Being a dietitian has its challenges. In the U.S. at least, when I share that I am a nutritionist I find people analyzing my shopping basket, commenting on my meal choices, and justifying their own. People ask my opinion on fad diets, super foods, and the all-time favorite “how to lose weight”.
I’m returning from my second trip to Paris and found the city especially energizing. My husband and I walked about 8 hours every day, tried a new restaurant every day (and sometimes twice daily), enjoyed incredible pastries, and ended every night in our tiny apartment anticipating the next morning like a kid for Christmas.
Food in Paris is an anticipated treat.
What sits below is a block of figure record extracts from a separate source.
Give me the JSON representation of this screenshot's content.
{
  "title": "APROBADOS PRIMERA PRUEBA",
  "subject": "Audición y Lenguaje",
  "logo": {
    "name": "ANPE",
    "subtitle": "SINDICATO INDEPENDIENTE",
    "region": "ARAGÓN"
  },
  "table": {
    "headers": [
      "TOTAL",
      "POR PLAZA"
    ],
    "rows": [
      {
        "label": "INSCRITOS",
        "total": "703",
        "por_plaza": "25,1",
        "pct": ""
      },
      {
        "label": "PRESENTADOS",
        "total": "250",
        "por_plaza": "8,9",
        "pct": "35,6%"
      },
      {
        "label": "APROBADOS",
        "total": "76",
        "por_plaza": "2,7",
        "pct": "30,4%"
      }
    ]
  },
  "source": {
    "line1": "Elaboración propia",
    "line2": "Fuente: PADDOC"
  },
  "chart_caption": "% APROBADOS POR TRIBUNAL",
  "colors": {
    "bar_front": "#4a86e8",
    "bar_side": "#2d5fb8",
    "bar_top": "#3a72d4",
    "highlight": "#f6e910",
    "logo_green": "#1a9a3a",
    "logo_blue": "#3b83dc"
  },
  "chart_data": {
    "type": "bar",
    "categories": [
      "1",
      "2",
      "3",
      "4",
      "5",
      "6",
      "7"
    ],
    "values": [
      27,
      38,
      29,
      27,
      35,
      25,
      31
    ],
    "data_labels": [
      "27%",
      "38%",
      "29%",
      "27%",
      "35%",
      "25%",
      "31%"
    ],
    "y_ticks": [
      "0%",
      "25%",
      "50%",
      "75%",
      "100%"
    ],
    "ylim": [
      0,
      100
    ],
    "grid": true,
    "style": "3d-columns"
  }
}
People eat with enthusiasm and take their time with any and all edibles from an espresso to a five course meal. Cheeses fill stores with their dozens of varieties, butter is the fat of choice, and breakfast is coffee and a croissant. Foie Gras, quiche, and brie are atop many a plate. Ingredients are full-fat. Bread is white.
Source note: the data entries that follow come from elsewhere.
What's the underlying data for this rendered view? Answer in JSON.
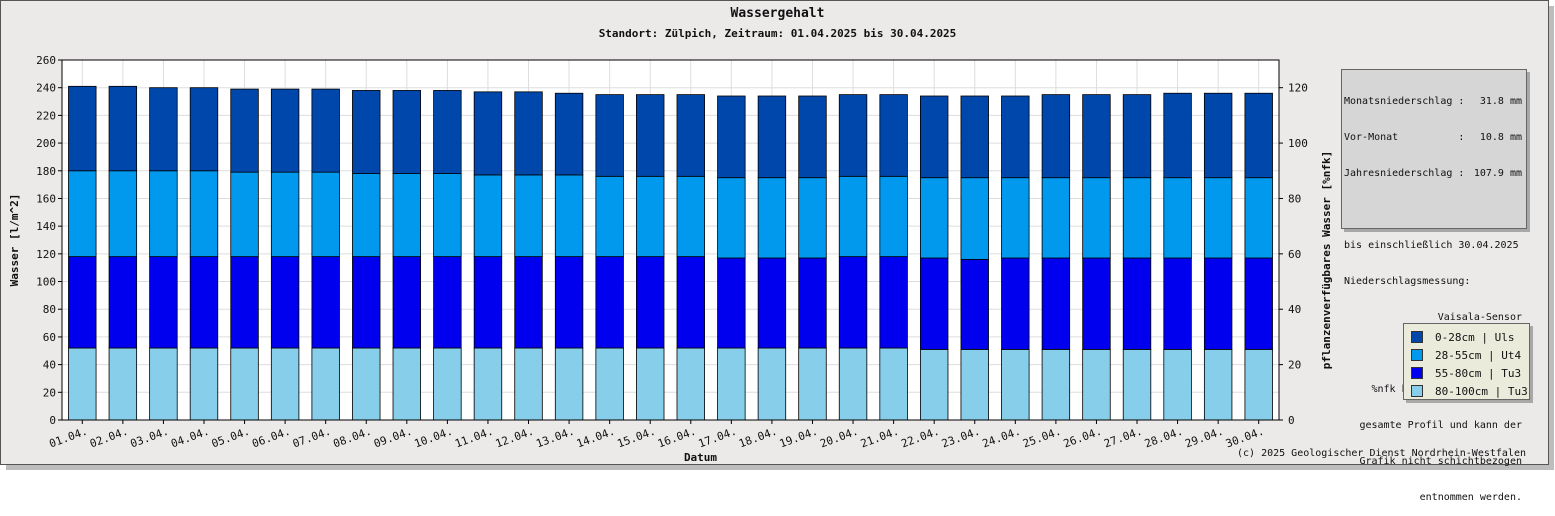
{
  "title": "Wassergehalt",
  "subtitle": "Standort: Zülpich, Zeitraum: 01.04.2025 bis 30.04.2025",
  "copyright": "(c) 2025 Geologischer Dienst Nordrhein-Westfalen",
  "info": {
    "monat_label": "Monatsniederschlag :",
    "monat_value": "31.8 mm",
    "vormonat_label": "Vor-Monat          :",
    "vormonat_value": "10.8 mm",
    "jahr_label": "Jahresniederschlag :",
    "jahr_value": "107.9 mm",
    "bis": "bis einschließlich 30.04.2025",
    "messung": "Niederschlagsmessung:",
    "sensor": "Vaisala-Sensor",
    "note1": "%nfk bezieht sich auf das",
    "note2": "gesamte Profil und kann der",
    "note3": "Grafik nicht schichtbezogen",
    "note4": "entnommen werden."
  },
  "chart_data": {
    "type": "bar",
    "stacked": true,
    "xlabel": "Datum",
    "ylabel": "Wasser [l/m^2]",
    "y2label": "pflanzenverfügbares Wasser [%nfk]",
    "ylim": [
      0,
      260
    ],
    "yticks": [
      0,
      20,
      40,
      60,
      80,
      100,
      120,
      140,
      160,
      180,
      200,
      220,
      240,
      260
    ],
    "y2lim": [
      0,
      130
    ],
    "y2ticks": [
      0,
      20,
      40,
      60,
      80,
      100,
      120
    ],
    "grid": true,
    "legend_position": "right",
    "categories": [
      "01.04.",
      "02.04.",
      "03.04.",
      "04.04.",
      "05.04.",
      "06.04.",
      "07.04.",
      "08.04.",
      "09.04.",
      "10.04.",
      "11.04.",
      "12.04.",
      "13.04.",
      "14.04.",
      "15.04.",
      "16.04.",
      "17.04.",
      "18.04.",
      "19.04.",
      "20.04.",
      "21.04.",
      "22.04.",
      "23.04.",
      "24.04.",
      "25.04.",
      "26.04.",
      "27.04.",
      "28.04.",
      "29.04.",
      "30.04."
    ],
    "series": [
      {
        "name": "80-100cm | Tu3",
        "color": "#87ceeb",
        "values": [
          52,
          52,
          52,
          52,
          52,
          52,
          52,
          52,
          52,
          52,
          52,
          52,
          52,
          52,
          52,
          52,
          52,
          52,
          52,
          52,
          52,
          51,
          51,
          51,
          51,
          51,
          51,
          51,
          51,
          51
        ]
      },
      {
        "name": "55-80cm | Tu3",
        "color": "#0000ee",
        "values": [
          66,
          66,
          66,
          66,
          66,
          66,
          66,
          66,
          66,
          66,
          66,
          66,
          66,
          66,
          66,
          66,
          65,
          65,
          65,
          66,
          66,
          66,
          65,
          66,
          66,
          66,
          66,
          66,
          66,
          66
        ]
      },
      {
        "name": "28-55cm | Ut4",
        "color": "#0099ee",
        "values": [
          62,
          62,
          62,
          62,
          61,
          61,
          61,
          60,
          60,
          60,
          59,
          59,
          59,
          58,
          58,
          58,
          58,
          58,
          58,
          58,
          58,
          58,
          59,
          58,
          58,
          58,
          58,
          58,
          58,
          58
        ]
      },
      {
        "name": "0-28cm | Uls",
        "color": "#0047ab",
        "values": [
          61,
          61,
          60,
          60,
          60,
          60,
          60,
          60,
          60,
          60,
          60,
          60,
          59,
          59,
          59,
          59,
          59,
          59,
          59,
          59,
          59,
          59,
          59,
          59,
          60,
          60,
          60,
          61,
          61,
          61
        ]
      }
    ]
  }
}
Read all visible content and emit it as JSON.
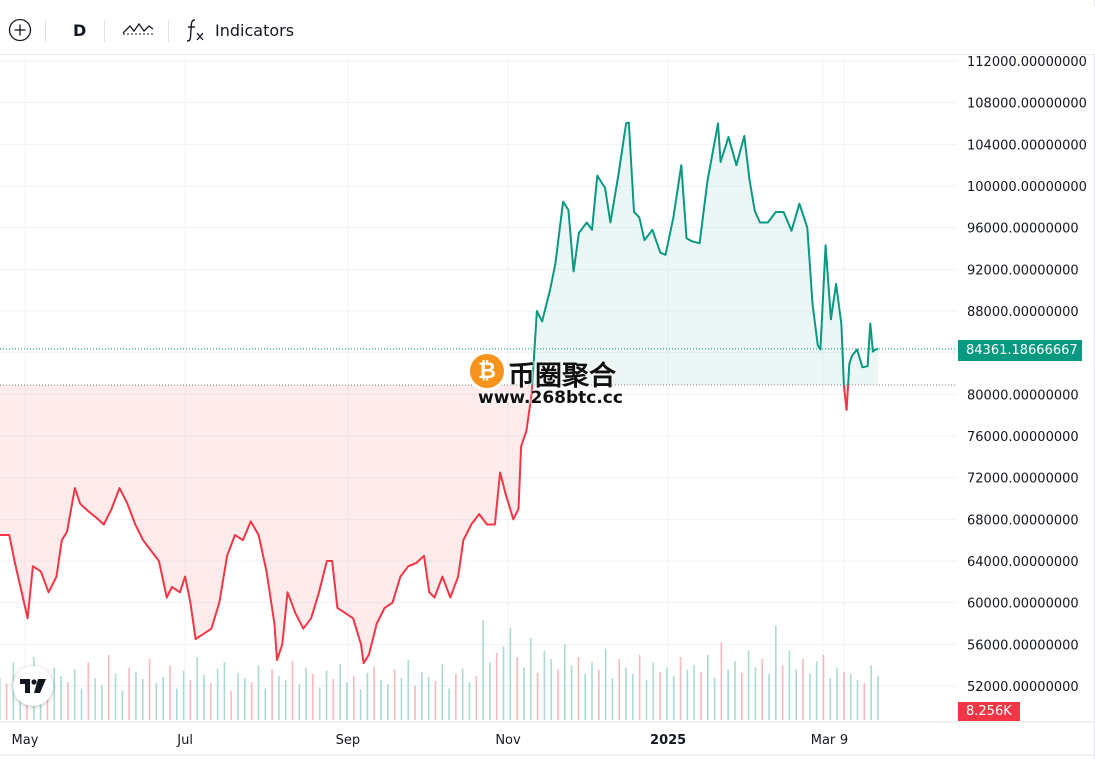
{
  "toolbar": {
    "interval": "D",
    "indicators_label": "Indicators",
    "icons": [
      "plus-circle-icon",
      "compare-symbol-icon",
      "function-icon"
    ]
  },
  "colors": {
    "up": "#089981",
    "down": "#f23645",
    "up_fill": "rgba(8,153,129,0.08)",
    "down_fill": "rgba(242,54,69,0.10)",
    "grid": "#f0f3fa",
    "text": "#131722"
  },
  "price_tag": "84361.18666667",
  "volume_tag": "8.256K",
  "watermark": {
    "title": "币圈聚合",
    "url": "www.268btc.cc",
    "icon": "bitcoin-icon"
  },
  "chart_data": {
    "type": "line",
    "baseline": 80900,
    "last_price": 84361.18666667,
    "ylim": [
      50000,
      113000
    ],
    "y_ticks": [
      "112000.00000000",
      "108000.00000000",
      "104000.00000000",
      "100000.00000000",
      "96000.00000000",
      "92000.00000000",
      "88000.00000000",
      "84000.00000000",
      "80000.00000000",
      "76000.00000000",
      "72000.00000000",
      "68000.00000000",
      "64000.00000000",
      "60000.00000000",
      "56000.00000000",
      "52000.00000000"
    ],
    "x_ticks": [
      {
        "label": "May",
        "date": "2024-05-01"
      },
      {
        "label": "Jul",
        "date": "2024-07-01"
      },
      {
        "label": "Sep",
        "date": "2024-09-01"
      },
      {
        "label": "Nov",
        "date": "2024-11-01"
      },
      {
        "label": "2025",
        "date": "2025-01-01",
        "bold": true
      },
      {
        "label": "Mar",
        "date": "2025-03-01"
      },
      {
        "label": "9",
        "date": "2025-03-09"
      }
    ],
    "date_range": [
      "2024-04-25",
      "2025-03-22"
    ],
    "series": [
      {
        "points": [
          [
            "2024-04-25",
            66500
          ],
          [
            "2024-04-27",
            64000
          ],
          [
            "2024-04-30",
            60700
          ],
          [
            "2024-05-02",
            58500
          ],
          [
            "2024-05-04",
            63500
          ],
          [
            "2024-05-07",
            63000
          ],
          [
            "2024-05-10",
            61000
          ],
          [
            "2024-05-13",
            62500
          ],
          [
            "2024-05-15",
            66000
          ],
          [
            "2024-05-17",
            66800
          ],
          [
            "2024-05-20",
            71000
          ],
          [
            "2024-05-22",
            69500
          ],
          [
            "2024-05-25",
            68800
          ],
          [
            "2024-05-28",
            68200
          ],
          [
            "2024-05-31",
            67500
          ],
          [
            "2024-06-03",
            69000
          ],
          [
            "2024-06-06",
            71000
          ],
          [
            "2024-06-09",
            69500
          ],
          [
            "2024-06-12",
            67500
          ],
          [
            "2024-06-15",
            66000
          ],
          [
            "2024-06-18",
            65000
          ],
          [
            "2024-06-21",
            64000
          ],
          [
            "2024-06-24",
            60500
          ],
          [
            "2024-06-26",
            61500
          ],
          [
            "2024-06-29",
            61000
          ],
          [
            "2024-07-01",
            62500
          ],
          [
            "2024-07-03",
            60000
          ],
          [
            "2024-07-05",
            56500
          ],
          [
            "2024-07-08",
            57000
          ],
          [
            "2024-07-11",
            57500
          ],
          [
            "2024-07-14",
            60000
          ],
          [
            "2024-07-17",
            64500
          ],
          [
            "2024-07-20",
            66500
          ],
          [
            "2024-07-23",
            66000
          ],
          [
            "2024-07-26",
            67800
          ],
          [
            "2024-07-29",
            66500
          ],
          [
            "2024-08-01",
            63000
          ],
          [
            "2024-08-04",
            58000
          ],
          [
            "2024-08-05",
            54500
          ],
          [
            "2024-08-07",
            56000
          ],
          [
            "2024-08-09",
            61000
          ],
          [
            "2024-08-12",
            59000
          ],
          [
            "2024-08-15",
            57500
          ],
          [
            "2024-08-18",
            58500
          ],
          [
            "2024-08-21",
            61000
          ],
          [
            "2024-08-24",
            64000
          ],
          [
            "2024-08-26",
            64000
          ],
          [
            "2024-08-28",
            59500
          ],
          [
            "2024-08-31",
            59000
          ],
          [
            "2024-09-03",
            58500
          ],
          [
            "2024-09-06",
            56000
          ],
          [
            "2024-09-07",
            54200
          ],
          [
            "2024-09-09",
            55000
          ],
          [
            "2024-09-12",
            58000
          ],
          [
            "2024-09-15",
            59500
          ],
          [
            "2024-09-18",
            60000
          ],
          [
            "2024-09-21",
            62500
          ],
          [
            "2024-09-24",
            63500
          ],
          [
            "2024-09-27",
            63800
          ],
          [
            "2024-09-30",
            64500
          ],
          [
            "2024-10-02",
            61000
          ],
          [
            "2024-10-04",
            60500
          ],
          [
            "2024-10-07",
            62500
          ],
          [
            "2024-10-10",
            60500
          ],
          [
            "2024-10-13",
            62500
          ],
          [
            "2024-10-15",
            66000
          ],
          [
            "2024-10-18",
            67500
          ],
          [
            "2024-10-21",
            68500
          ],
          [
            "2024-10-24",
            67500
          ],
          [
            "2024-10-27",
            67500
          ],
          [
            "2024-10-29",
            72500
          ],
          [
            "2024-10-31",
            70500
          ],
          [
            "2024-11-03",
            68000
          ],
          [
            "2024-11-05",
            69000
          ],
          [
            "2024-11-06",
            75000
          ],
          [
            "2024-11-08",
            76500
          ],
          [
            "2024-11-10",
            80000
          ],
          [
            "2024-11-12",
            88000
          ],
          [
            "2024-11-14",
            87000
          ],
          [
            "2024-11-17",
            90000
          ],
          [
            "2024-11-19",
            92500
          ],
          [
            "2024-11-22",
            98500
          ],
          [
            "2024-11-24",
            97700
          ],
          [
            "2024-11-26",
            91800
          ],
          [
            "2024-11-28",
            95500
          ],
          [
            "2024-12-01",
            96500
          ],
          [
            "2024-12-03",
            95800
          ],
          [
            "2024-12-05",
            101000
          ],
          [
            "2024-12-08",
            99800
          ],
          [
            "2024-12-10",
            96500
          ],
          [
            "2024-12-13",
            101000
          ],
          [
            "2024-12-16",
            106000
          ],
          [
            "2024-12-17",
            106100
          ],
          [
            "2024-12-19",
            97500
          ],
          [
            "2024-12-21",
            97000
          ],
          [
            "2024-12-23",
            94800
          ],
          [
            "2024-12-26",
            95800
          ],
          [
            "2024-12-29",
            93600
          ],
          [
            "2024-12-31",
            93400
          ],
          [
            "2025-01-03",
            97000
          ],
          [
            "2025-01-06",
            102000
          ],
          [
            "2025-01-08",
            95000
          ],
          [
            "2025-01-10",
            94700
          ],
          [
            "2025-01-13",
            94500
          ],
          [
            "2025-01-16",
            100500
          ],
          [
            "2025-01-20",
            106000
          ],
          [
            "2025-01-21",
            102300
          ],
          [
            "2025-01-24",
            104700
          ],
          [
            "2025-01-27",
            102000
          ],
          [
            "2025-01-30",
            104800
          ],
          [
            "2025-02-01",
            100600
          ],
          [
            "2025-02-03",
            97600
          ],
          [
            "2025-02-05",
            96500
          ],
          [
            "2025-02-08",
            96500
          ],
          [
            "2025-02-11",
            97500
          ],
          [
            "2025-02-14",
            97500
          ],
          [
            "2025-02-17",
            95700
          ],
          [
            "2025-02-20",
            98300
          ],
          [
            "2025-02-23",
            96000
          ],
          [
            "2025-02-25",
            88700
          ],
          [
            "2025-02-27",
            84700
          ],
          [
            "2025-02-28",
            84300
          ],
          [
            "2025-03-02",
            94300
          ],
          [
            "2025-03-04",
            87200
          ],
          [
            "2025-03-06",
            90600
          ],
          [
            "2025-03-08",
            86700
          ],
          [
            "2025-03-09",
            80700
          ],
          [
            "2025-03-10",
            78500
          ],
          [
            "2025-03-11",
            82900
          ],
          [
            "2025-03-12",
            83700
          ],
          [
            "2025-03-14",
            84300
          ],
          [
            "2025-03-16",
            82600
          ],
          [
            "2025-03-18",
            82700
          ],
          [
            "2025-03-19",
            86800
          ],
          [
            "2025-03-20",
            84100
          ],
          [
            "2025-03-21",
            84300
          ],
          [
            "2025-03-22",
            84361
          ]
        ]
      }
    ],
    "volume": {
      "values": [
        40,
        35,
        55,
        30,
        45,
        60,
        25,
        38,
        50,
        42,
        36,
        48,
        30,
        55,
        40,
        33,
        62,
        44,
        28,
        50,
        46,
        39,
        58,
        35,
        41,
        52,
        30,
        47,
        38,
        60,
        43,
        35,
        49,
        55,
        28,
        45,
        40,
        36,
        52,
        30,
        48,
        42,
        38,
        56,
        34,
        50,
        44,
        31,
        47,
        39,
        53,
        36,
        42,
        29,
        45,
        51,
        38,
        34,
        48,
        40,
        57,
        33,
        46,
        41,
        37,
        53,
        30,
        44,
        49,
        36,
        42,
        95,
        55,
        64,
        70,
        88,
        60,
        50,
        78,
        45,
        66,
        58,
        48,
        72,
        52,
        60,
        44,
        55,
        48,
        68,
        40,
        58,
        50,
        44,
        62,
        38,
        55,
        46,
        50,
        42,
        60,
        48,
        52,
        46,
        62,
        40,
        74,
        48,
        56,
        45,
        66,
        50,
        58,
        44,
        90,
        52,
        66,
        48,
        58,
        44,
        56,
        62,
        40,
        50,
        46,
        44,
        38,
        35,
        52,
        42
      ],
      "ylim": [
        0,
        100
      ]
    }
  }
}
I imagine that while the French are savoring their truly savory meals, they are talking about how the flavors meld on their tongue, how the fish is perfectly seared, and deciding what they will have for dessert.
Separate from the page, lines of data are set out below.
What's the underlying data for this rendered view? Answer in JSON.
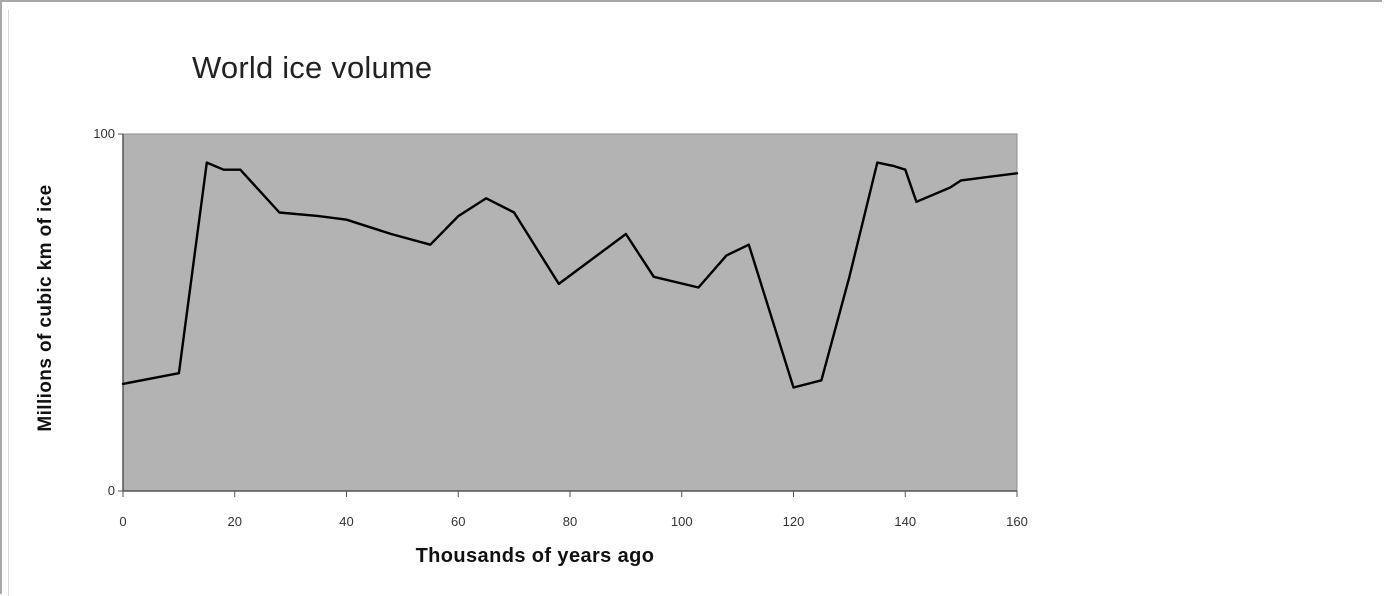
{
  "chart_data": {
    "type": "line",
    "title": "World ice volume",
    "xlabel": "Thousands of years ago",
    "ylabel": "Millions of cubic km of ice",
    "xlim": [
      0,
      160
    ],
    "ylim": [
      0,
      100
    ],
    "x_ticks": [
      "0",
      "20",
      "40",
      "60",
      "80",
      "100",
      "120",
      "140",
      "160"
    ],
    "y_ticks": [
      "0",
      "100"
    ],
    "grid": false,
    "legend": "none",
    "plot_background": "#b3b3b3",
    "line_color": "#000000",
    "series": [
      {
        "x": [
          0,
          10,
          15,
          18,
          21,
          28,
          35,
          40,
          48,
          55,
          60,
          65,
          70,
          78,
          84,
          90,
          95,
          103,
          108,
          112,
          120,
          125,
          130,
          135,
          138,
          140,
          142,
          148,
          150,
          155,
          160
        ],
        "y": [
          30,
          33,
          92,
          90,
          90,
          78,
          77,
          76,
          72,
          69,
          77,
          82,
          78,
          58,
          65,
          72,
          60,
          57,
          66,
          69,
          29,
          31,
          60,
          92,
          91,
          90,
          81,
          85,
          87,
          88,
          89
        ]
      }
    ]
  }
}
Things are different in France. The Parisians break most rules I learned in school and the American culture about how to promote health. They enjoy a good smoke and a rich meal. Salads are a starter, not a main course. I never saw a gym in my miles of walking and only saw a handful of people out for a jog.
I got to think a lot about food and how I as Michaela and as an American relate to it. My thoughts went from amazement of the food I saw on others’ dinner plates to wonder at the discrepancy between what people ate and their weight to curiosity about my own food-related judgments. It was refreshing to escape for a time from our culture’s eating disorder. No apologies for having crème brûlée. No asking for dressing on the side. No guilt for eating, and yes enjoying, refined flour and white sugar.
As the Parisians, I see food as much more than fuel–it is a celebration meant to be acknowledged, relished, and shared. Health as an obsession has no place here. We can be happy and healthy and enjoy good food.